Но вот завод, на котором трудился Нифиногенов, взял да и в соответствии с особенностями современной экономической ситуации — прогорел. Всех, в том числе и слесарей, отправили в бессрочный отпуск, не обещая никаких перспектив. На других же заводах и предприятиях слесаря оказались не нужны, поскольку возникло явление дотоле у нас неведомое: безработица.

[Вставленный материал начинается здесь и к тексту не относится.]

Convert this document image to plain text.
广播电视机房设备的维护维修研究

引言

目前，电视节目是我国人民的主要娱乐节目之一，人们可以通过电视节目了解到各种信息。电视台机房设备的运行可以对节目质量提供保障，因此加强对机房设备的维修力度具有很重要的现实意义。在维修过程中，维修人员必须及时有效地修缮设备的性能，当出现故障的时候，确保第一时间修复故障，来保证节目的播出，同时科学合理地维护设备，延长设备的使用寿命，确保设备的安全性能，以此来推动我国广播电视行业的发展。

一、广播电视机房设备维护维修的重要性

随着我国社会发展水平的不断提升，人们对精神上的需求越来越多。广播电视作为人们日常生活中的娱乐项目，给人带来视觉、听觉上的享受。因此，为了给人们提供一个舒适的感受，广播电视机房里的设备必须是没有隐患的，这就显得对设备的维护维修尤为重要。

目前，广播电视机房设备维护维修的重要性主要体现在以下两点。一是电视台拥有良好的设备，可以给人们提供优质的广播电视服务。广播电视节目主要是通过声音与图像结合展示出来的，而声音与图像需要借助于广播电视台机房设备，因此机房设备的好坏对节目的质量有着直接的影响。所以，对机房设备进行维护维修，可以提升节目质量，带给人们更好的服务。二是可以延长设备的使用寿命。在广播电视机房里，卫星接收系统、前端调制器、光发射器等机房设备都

И вот тут-то Нифиногенова грустно осенило. Неделю он жил в каком-то отупении и непонимании, а через неделю, проснувшись в предрассветной серости, он сказал себе в душе так громко, что оглянулся на спящую жену — не разбудил ли? — хотя сказал молча. Он сказал себе: а ведь я слесарь! Бог ты мой, сказал он себе, ведь я слесарь!

Он ходил по улицам сам не свой, он глядел на дома, деревья, трамваи, троллейбусы, на людей, пытался отвлечься — но, словно зубная боль, сверлила мысль: я слесарь! Слесарь!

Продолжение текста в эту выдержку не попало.